Like a typical teenage girl, I was concerned about my social media stats. Did I get enough likes on my profile picture on Facebook? Are people reading and supporting my tweets on Twitter? Did people care enough to talk about me or my posts? I was worried about the things people could see about me online and whether I looked “popular” enough. If I didn’t get a satisfactory response, I would remove that photo or remove the tweet even though it’s what I thought or even if I felt pretty and happy with my appearance in that photo.
Nowadays, I post photos without messaging my friends first about what they think. If I’m worried about what people think, it’s not because I’m worried they won’t like me, but more so I’m worried I’ve offended them with a controversial tweet or by just being honest which, apparently some people don’t like.
I used to find joy online from one “special” person liking my photo or reaching 70, 80, 90 likes on my profile photo, but now I couldn’t care less.

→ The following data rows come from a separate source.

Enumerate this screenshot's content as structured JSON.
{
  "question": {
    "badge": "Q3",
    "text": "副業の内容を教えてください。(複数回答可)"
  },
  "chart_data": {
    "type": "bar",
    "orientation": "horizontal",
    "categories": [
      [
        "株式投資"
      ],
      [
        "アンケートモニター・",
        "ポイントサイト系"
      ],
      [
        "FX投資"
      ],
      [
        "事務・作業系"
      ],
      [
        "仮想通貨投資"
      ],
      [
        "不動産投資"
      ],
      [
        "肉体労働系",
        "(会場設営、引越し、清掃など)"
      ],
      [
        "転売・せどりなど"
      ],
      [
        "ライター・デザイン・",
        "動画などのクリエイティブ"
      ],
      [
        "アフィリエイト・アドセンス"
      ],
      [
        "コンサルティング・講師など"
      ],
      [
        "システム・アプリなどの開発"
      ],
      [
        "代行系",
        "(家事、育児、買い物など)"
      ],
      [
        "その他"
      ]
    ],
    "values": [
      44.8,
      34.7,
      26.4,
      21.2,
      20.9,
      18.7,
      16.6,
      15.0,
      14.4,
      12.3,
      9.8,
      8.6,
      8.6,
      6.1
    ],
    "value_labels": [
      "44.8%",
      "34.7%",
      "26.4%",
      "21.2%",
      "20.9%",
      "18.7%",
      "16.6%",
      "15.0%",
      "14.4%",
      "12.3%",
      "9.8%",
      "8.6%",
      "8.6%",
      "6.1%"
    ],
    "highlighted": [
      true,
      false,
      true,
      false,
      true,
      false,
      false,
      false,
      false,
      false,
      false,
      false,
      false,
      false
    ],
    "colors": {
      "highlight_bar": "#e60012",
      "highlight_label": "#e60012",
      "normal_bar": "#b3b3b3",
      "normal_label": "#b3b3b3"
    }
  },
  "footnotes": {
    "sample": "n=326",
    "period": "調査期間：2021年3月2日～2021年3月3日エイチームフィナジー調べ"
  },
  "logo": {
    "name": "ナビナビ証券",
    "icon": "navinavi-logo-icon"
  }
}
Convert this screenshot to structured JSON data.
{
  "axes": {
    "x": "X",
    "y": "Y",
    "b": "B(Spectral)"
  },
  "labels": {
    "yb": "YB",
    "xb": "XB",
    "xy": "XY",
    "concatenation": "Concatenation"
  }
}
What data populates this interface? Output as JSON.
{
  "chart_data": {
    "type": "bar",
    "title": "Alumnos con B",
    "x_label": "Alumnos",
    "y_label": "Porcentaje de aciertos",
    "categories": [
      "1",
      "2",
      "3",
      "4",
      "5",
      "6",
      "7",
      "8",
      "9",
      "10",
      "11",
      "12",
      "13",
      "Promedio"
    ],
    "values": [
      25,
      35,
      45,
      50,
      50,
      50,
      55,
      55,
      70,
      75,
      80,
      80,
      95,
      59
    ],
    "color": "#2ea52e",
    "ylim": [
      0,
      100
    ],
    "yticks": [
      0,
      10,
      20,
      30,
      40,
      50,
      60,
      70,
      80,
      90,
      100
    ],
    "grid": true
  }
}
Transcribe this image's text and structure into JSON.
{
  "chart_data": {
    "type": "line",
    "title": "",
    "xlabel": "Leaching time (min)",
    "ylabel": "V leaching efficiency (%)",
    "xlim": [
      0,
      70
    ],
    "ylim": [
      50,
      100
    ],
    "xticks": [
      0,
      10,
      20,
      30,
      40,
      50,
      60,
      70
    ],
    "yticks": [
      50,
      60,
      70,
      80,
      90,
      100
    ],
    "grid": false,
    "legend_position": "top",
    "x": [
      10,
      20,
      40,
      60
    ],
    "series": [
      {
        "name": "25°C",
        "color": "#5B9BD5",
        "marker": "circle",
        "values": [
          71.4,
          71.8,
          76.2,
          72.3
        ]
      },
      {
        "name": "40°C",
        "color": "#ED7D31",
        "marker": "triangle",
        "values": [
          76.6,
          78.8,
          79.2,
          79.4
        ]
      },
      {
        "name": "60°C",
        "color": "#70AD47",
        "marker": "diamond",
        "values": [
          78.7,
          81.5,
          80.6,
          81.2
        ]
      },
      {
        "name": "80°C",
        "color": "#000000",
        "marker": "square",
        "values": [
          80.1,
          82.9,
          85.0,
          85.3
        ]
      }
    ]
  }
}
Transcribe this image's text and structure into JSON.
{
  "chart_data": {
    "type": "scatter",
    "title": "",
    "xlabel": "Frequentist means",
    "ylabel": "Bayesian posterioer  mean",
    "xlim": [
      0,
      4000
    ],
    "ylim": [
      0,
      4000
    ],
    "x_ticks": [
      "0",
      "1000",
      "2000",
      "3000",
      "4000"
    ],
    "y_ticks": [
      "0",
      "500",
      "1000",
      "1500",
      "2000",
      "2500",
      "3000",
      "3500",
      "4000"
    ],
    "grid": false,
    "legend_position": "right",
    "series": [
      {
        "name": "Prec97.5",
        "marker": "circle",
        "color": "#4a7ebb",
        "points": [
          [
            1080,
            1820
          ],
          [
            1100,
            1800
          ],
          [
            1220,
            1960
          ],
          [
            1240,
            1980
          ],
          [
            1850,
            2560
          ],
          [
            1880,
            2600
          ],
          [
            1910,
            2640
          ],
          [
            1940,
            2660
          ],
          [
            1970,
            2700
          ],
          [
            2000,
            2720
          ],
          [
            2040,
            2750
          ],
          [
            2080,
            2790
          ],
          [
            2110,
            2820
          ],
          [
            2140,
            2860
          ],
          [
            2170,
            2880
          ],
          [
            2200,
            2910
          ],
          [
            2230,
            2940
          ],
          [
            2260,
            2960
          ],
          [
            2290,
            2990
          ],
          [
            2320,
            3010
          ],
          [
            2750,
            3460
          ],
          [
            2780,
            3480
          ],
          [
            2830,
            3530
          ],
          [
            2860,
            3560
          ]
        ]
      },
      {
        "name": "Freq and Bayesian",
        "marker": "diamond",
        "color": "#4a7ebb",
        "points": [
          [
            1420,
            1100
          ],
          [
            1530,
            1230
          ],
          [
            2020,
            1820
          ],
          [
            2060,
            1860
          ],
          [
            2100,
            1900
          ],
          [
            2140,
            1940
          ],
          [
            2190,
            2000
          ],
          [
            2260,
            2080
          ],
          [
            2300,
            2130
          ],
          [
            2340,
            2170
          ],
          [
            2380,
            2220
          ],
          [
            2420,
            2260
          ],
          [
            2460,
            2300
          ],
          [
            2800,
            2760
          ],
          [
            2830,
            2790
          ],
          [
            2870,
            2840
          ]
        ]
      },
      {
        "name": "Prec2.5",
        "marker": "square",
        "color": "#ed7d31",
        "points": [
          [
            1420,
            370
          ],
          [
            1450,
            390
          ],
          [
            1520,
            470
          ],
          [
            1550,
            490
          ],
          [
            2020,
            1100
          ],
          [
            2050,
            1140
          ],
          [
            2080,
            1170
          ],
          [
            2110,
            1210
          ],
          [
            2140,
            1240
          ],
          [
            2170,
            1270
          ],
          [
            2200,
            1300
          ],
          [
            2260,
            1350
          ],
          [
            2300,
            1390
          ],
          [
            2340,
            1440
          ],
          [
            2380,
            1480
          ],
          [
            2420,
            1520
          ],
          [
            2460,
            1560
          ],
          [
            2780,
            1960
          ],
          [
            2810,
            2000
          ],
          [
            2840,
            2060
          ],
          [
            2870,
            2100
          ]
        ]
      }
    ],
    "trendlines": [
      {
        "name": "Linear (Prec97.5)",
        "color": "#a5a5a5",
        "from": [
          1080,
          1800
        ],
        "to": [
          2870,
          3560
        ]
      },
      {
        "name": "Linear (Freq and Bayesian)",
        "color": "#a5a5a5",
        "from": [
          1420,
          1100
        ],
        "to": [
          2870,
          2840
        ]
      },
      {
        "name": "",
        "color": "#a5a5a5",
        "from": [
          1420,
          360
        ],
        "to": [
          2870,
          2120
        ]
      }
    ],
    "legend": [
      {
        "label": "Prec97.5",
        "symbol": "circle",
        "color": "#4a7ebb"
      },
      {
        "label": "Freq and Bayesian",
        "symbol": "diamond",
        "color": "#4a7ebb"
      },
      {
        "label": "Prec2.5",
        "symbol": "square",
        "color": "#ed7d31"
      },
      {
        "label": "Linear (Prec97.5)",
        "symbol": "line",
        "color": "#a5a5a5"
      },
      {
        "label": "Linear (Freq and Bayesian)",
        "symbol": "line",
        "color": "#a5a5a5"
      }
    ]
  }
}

The one thing that actually brings me joy is accomplishing something and actually expressing myself. This is something that this blog has given me and has actually been the only place I can do this apart from having discussions or debates about specific topics with the people I’m closest to.
Writing posts brings me more joy and more pleasure than any “acceptance” I’ve previously received from the community around me through the means of likes or retweets. I’ve outgrown all of these gimmicks and just want to be heard. A community of strangers on here has accepted me for who I am and allowed me to find myself in a short period of time.
I no longer feel like I need a person sat behind a computer screen to accept me by liking my status or retweeting my tweet. To be honest I couldn’t care less if they accept me at all because I am being honest to myself and if they don’t like this version of me, I don’t need them.
I am the only one who needs to be proud of me, and I am the only person who needs to like a photo of myself.